Singapore’s experience, although very specific, has demonstrated the ability of the disease to come back strongly in places where people are in close proximity and its ability to exploit any weakness in public health regimes set up to counter it.

In June 2020, Beijing suffered from a new cluster of coronavirus cases which caused authorities to re-implement restrictions that CHina had previously been able to lift.

What are experts worried about?

Conventional wisdom among scientists suggests second waves of resistant infections occur after the capacity for treatment and isolation becomes exhausted. In this case the concern is that the social and political consensus supporting lockdowns is being overtaken by public frustration and the urgent need to reopen economies.

The threat declines when susceptibility of the population to the disease falls below a certain threshold or when widespread vaccination becomes available.

In general terms the ratio of susceptible and immune individuals in a population at the end of one wave determines the potential magnitude of a subsequent wave. The worry right now is that with a vaccine still many months away, and the real rate of infection only being guessed at, populations worldwide remain highly vulnerable to both resurgence and subsequent waves.

Peter Beaumont

All but one of the 50 worst-hit local authorities are in England, the exception being Inverclyde in Scotland where the total deaths in the year to date are 36.5% higher than in an average year, far higher than the Scottish average of 16%.

Previous analysis showed that people living in the most deprived areas of Scotland were more than twice as likely to die from Covid-19 as those living in the wealthiest parts. A large proportion (18.6%) of Inverclyde is made up of highly-deprived areas, and some of the most deprived parts of Scotland are found in Greenock and Port Glasgow.

Among the areas where excess deaths rates were above the UK average were East Dunbartonshire (26.7%), Edinburgh (24.3%) and Clackmannanshire (24%).

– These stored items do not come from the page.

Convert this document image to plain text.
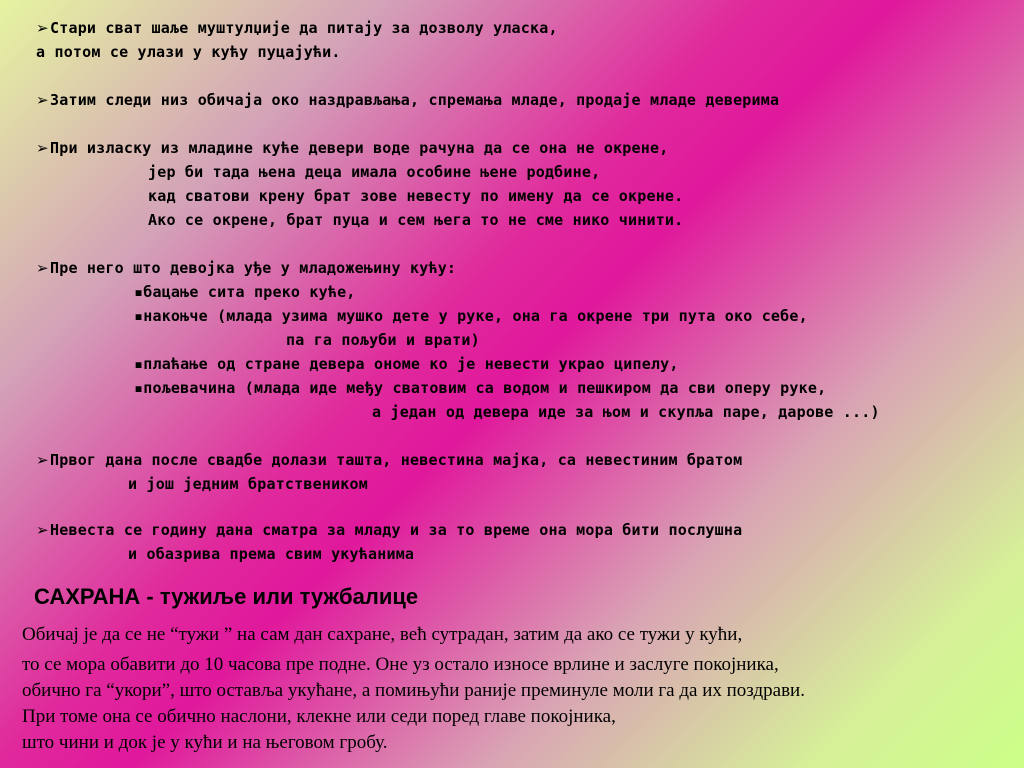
➢Стари сват шаље муштулџије да питају за дозволу уласка,
а потом се улази у кућу пуцајући.
➢Затим следи низ обичаја око наздрављања, спремања младе, продаје младе деверима
➢При изласку из младине куће девери воде рачуна да се она не окрене,
јер би тада њена деца имала особине њене родбине,
кад сватови крену брат зове невесту по имену да се окрене.
Ако се окрене, брат пуца и сем њега то не сме нико чинити.
➢Пре него што девојка уђе у младожењину кућу:
▪бацање сита преко куће,
▪накоњче (млада узима мушко дете у руке, она га окрене три пута око себе,
па га пољуби и врати)
▪плаћање од стране девера ономе ко је невести украо ципелу,
▪пољевачина (млада иде међу сватовим са водом и пешкиром да сви оперу руке,
а један од девера иде за њом и скупља паре, дарове ...)
➢Првог дана после свадбе долази ташта, невестина мајка, са невестиним братом
и још једним братствеником
➢Невеста се годину дана сматра за младу и за то време она мора бити послушна
и обазрива према свим укућанима
САХРАНА - тужиље или тужбалице
Обичај је да се не “тужи ” на сам дан сахране, већ сутрадан, затим да ако се тужи у кући,
то се мора обавити до 10 часова пре подне. Оне уз остало износе врлине и заслуге покојника,
обично га “укори”, што оставља укућане, а помињући раније преминуле моли га да их поздрави.
При томе она се обично наслони, клекне или седи поред главе покојника,
што чини и док је у кући и на његовом гробу.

Three local authorities in Wales: Blaenau Gwent, where the excess death rate stands at 22.6%, Rhondda Cynon Taf and Newport, had an excess death rate above the UK average.

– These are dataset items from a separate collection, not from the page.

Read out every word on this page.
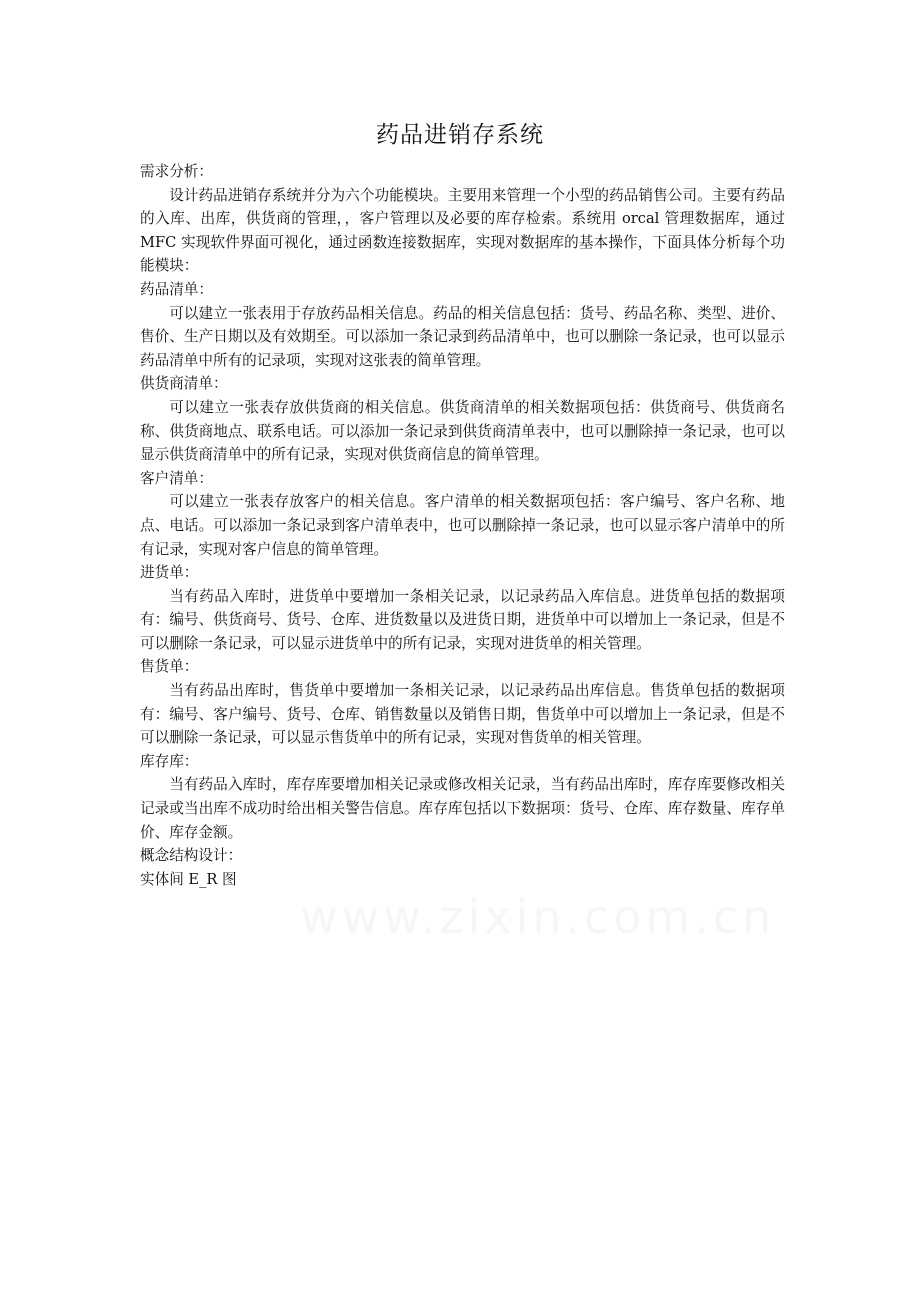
药品进销存系统

需求分析：

设计药品进销存系统并分为六个功能模块。主要用来管理一个小型的药品销售公司。主要有药品的入库、出库，供货商的管理，，客户管理以及必要的库存检索。系统用 orcal 管理数据库，通过 MFC 实现软件界面可视化，通过函数连接数据库，实现对数据库的基本操作，下面具体分析每个功能模块：

药品清单：

可以建立一张表用于存放药品相关信息。药品的相关信息包括：货号、药品名称、类型、进价、售价、生产日期以及有效期至。可以添加一条记录到药品清单中，也可以删除一条记录，也可以显示药品清单中所有的记录项，实现对这张表的简单管理。

供货商清单：

可以建立一张表存放供货商的相关信息。供货商清单的相关数据项包括：供货商号、供货商名称、供货商地点、联系电话。可以添加一条记录到供货商清单表中，也可以删除掉一条记录，也可以显示供货商清单中的所有记录，实现对供货商信息的简单管理。

客户清单：

可以建立一张表存放客户的相关信息。客户清单的相关数据项包括：客户编号、客户名称、地点、电话。可以添加一条记录到客户清单表中，也可以删除掉一条记录，也可以显示客户清单中的所有记录，实现对客户信息的简单管理。

进货单：

当有药品入库时，进货单中要增加一条相关记录，以记录药品入库信息。进货单包括的数据项有：编号、供货商号、货号、仓库、进货数量以及进货日期，进货单中可以增加上一条记录，但是不可以删除一条记录，可以显示进货单中的所有记录，实现对进货单的相关管理。

售货单：

当有药品出库时，售货单中要增加一条相关记录，以记录药品出库信息。售货单包括的数据项有：编号、客户编号、货号、仓库、销售数量以及销售日期，售货单中可以增加上一条记录，但是不可以删除一条记录，可以显示售货单中的所有记录，实现对售货单的相关管理。

库存库：

当有药品入库时，库存库要增加相关记录或修改相关记录，当有药品出库时，库存库要修改相关记录或当出库不成功时给出相关警告信息。库存库包括以下数据项：货号、仓库、库存数量、库存单价、库存金额。

概念结构设计：

实体间 E_R 图
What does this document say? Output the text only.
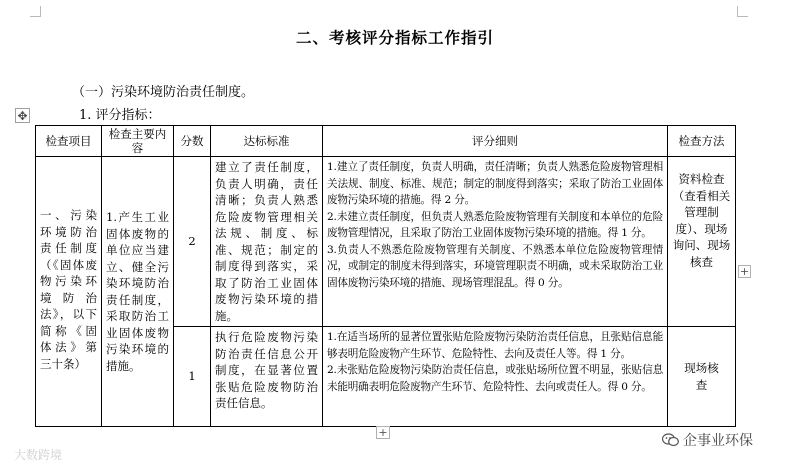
二、考核评分指标工作指引
（一）污染环境防治责任制度。
1. 评分指标：
✥
检查项目	检查主要内容	分数	达标标准	评分细则	检查方法
一、污染环境防治责任制度（《固体废物污染环境防治法》，以下简称《固体法》第三十条）	1.产生工业固体废物的单位应当建立、健全污染环境防治责任制度，采取防治工业固体废物污染环境的措施。	2	建立了责任制度，负责人明确，责任清晰；负责人熟悉危险废物管理相关法规、制度、标准、规范；制定的制度得到落实，采取了防治工业固体废物污染环境的措施。	1.建立了责任制度，负责人明确，责任清晰；负责人熟悉危险废物管理相关法规、制度、标准、规范；制定的制度得到落实；采取了防治工业固体废物污染环境的措施。得 2 分。
2.未建立责任制度，但负责人熟悉危险废物管理有关制度和本单位的危险废物管理情况，且采取了防治工业固体废物污染环境的措施。得 1 分。
3.负责人不熟悉危险废物管理有关制度、不熟悉本单位危险废物管理情况，或制定的制度未得到落实，环境管理职责不明确，或未采取防治工业固体废物污染环境的措施、现场管理混乱。得 0 分。	资料检查（查看相关管理制度）、现场询问、现场核查
		1	执行危险废物污染防治责任信息公开制度，在显著位置张贴危险废物防治责任信息。	1.在适当场所的显著位置张贴危险废物污染防治责任信息，且张贴信息能够表明危险废物产生环节、危险特性、去向及责任人等。得 1 分。
2.未张贴危险废物污染防治责任信息，或张贴场所位置不明显，张贴信息未能明确表明危险废物产生环节、危险特性、去向或责任人。得 0 分。	现场核查
+
+
大数跨境
企事业环保
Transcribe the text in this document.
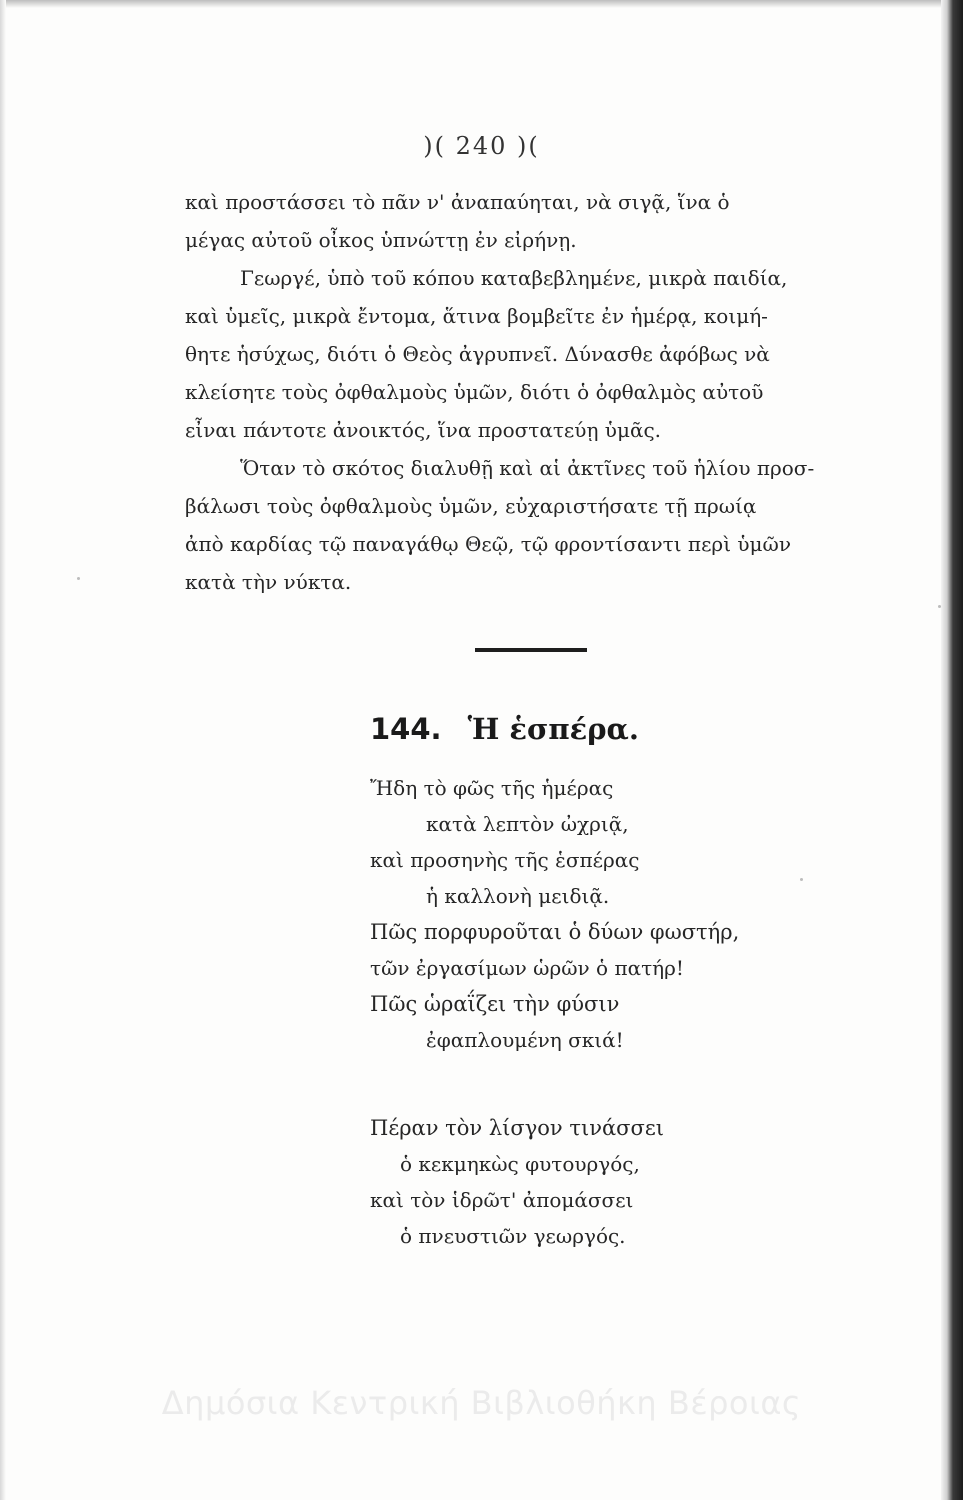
)( 240 )(
καὶ προστάσσει τὸ πᾶν ν' ἀναπαύηται, νὰ σιγᾷ, ἵνα ὁ
μέγας αὐτοῦ οἶκος ὑπνώττῃ ἐν εἰρήνῃ.
Γεωργέ, ὑπὸ τοῦ κόπου καταβεβλημένε, μικρὰ παιδία,
καὶ ὑμεῖς, μικρὰ ἔντομα, ἅτινα βομβεῖτε ἐν ἡμέρᾳ, κοιμή-
θητε ἡσύχως, διότι ὁ Θεὸς ἀγρυπνεῖ. Δύνασθε ἀφόβως νὰ
κλείσητε τοὺς ὀφθαλμοὺς ὑμῶν, διότι ὁ ὀφθαλμὸς αὐτοῦ
εἶναι πάντοτε ἀνοικτός, ἵνα προστατεύῃ ὑμᾶς.
Ὅταν τὸ σκότος διαλυθῇ καὶ αἱ ἀκτῖνες τοῦ ἡλίου προσ-
βάλωσι τοὺς ὀφθαλμοὺς ὑμῶν, εὐχαριστήσατε τῇ πρωίᾳ
ἀπὸ καρδίας τῷ παναγάθῳ Θεῷ, τῷ φροντίσαντι περὶ ὑμῶν
κατὰ τὴν νύκτα.
144. Ἡ ἑσπέρα.
Ἤδη τὸ φῶς τῆς ἡμέρας
κατὰ λεπτὸν ὠχριᾷ,
καὶ προσηνὴς τῆς ἑσπέρας
ἡ καλλονὴ μειδιᾷ.
Πῶς πορφυροῦται ὁ δύων φωστήρ,
τῶν ἐργασίμων ὡρῶν ὁ πατήρ!
Πῶς ὡραΐζει τὴν φύσιν
ἐφαπλουμένη σκιά!
Πέραν τὸν λίσγον τινάσσει
ὁ κεκμηκὼς φυτουργός,
καὶ τὸν ἱδρῶτ' ἀπομάσσει
ὁ πνευστιῶν γεωργός.
Δημόσια Κεντρική Βιβλιοθήκη Βέροιας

Northern Ireland does not produce data at a local authority level but excess deaths in the country are running at 10%, far below the UK average.

David Leon, professor of epidemiology at the London School of Hygiene & Tropical Medicine, said the data showed how the overall impact of Covid-19 on mortality has varied across the UK.

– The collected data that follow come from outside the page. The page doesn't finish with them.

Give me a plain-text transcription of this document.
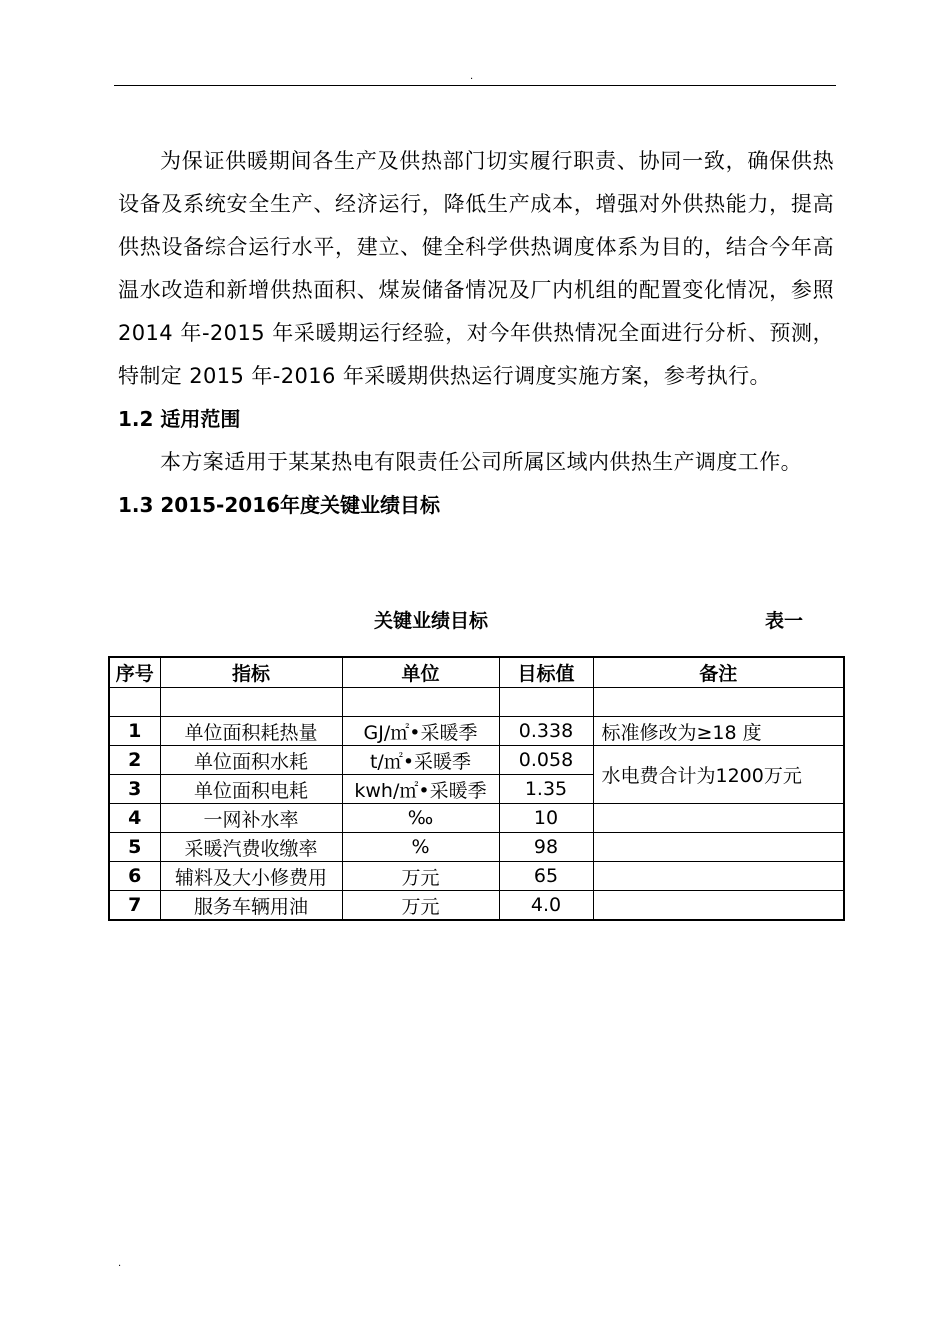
.

为保证供暖期间各生产及供热部门切实履行职责、协同一致，确保供热设备及系统安全生产、经济运行，降低生产成本，增强对外供热能力，提高供热设备综合运行水平，建立、健全科学供热调度体系为目的，结合今年高温水改造和新增供热面积、煤炭储备情况及厂内机组的配置变化情况，参照 2014 年-2015 年采暖期运行经验，对今年供热情况全面进行分析、预测，特制定 2015 年-2016 年采暖期供热运行调度实施方案，参考执行。

1.2 适用范围

本方案适用于某某热电有限责任公司所属区域内供热生产调度工作。

1.3 2015-2016年度关键业绩目标

关键业绩目标	表一
序号	指标	单位	目标值	备注

1	单位面积耗热量	GJ/㎡•采暖季	0.338	标准修改为≥18 度
2	单位面积水耗	t/㎡•采暖季	0.058	水电费合计为1200万元
3	单位面积电耗	kwh/㎡•采暖季	1.35	
4	一网补水率	‰	10	
5	采暖汽费收缴率	%	98	
6	辅料及大小修费用	万元	65	
7	服务车辆用油	万元	4.0	
.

“This epidemic has clearly had a serious impact on many local authorities that are not highly urbanised. Going forward understanding the reasons for this substantial geographic variation will be crucial in drawing lessons for the future for how to cope with any resurgence of Covid-19 or another pandemic.”

The three statistical agencies for the four nations: the Office for National Statistics (ONS) for England and Wales, the National Records of Scotland (NRS) and the Northern Ireland Statistics and Research Agency (NISRA), release their figures on different days. The figures run to week 24 for England and Wales and Scotland and week 22 in Northern Ireland.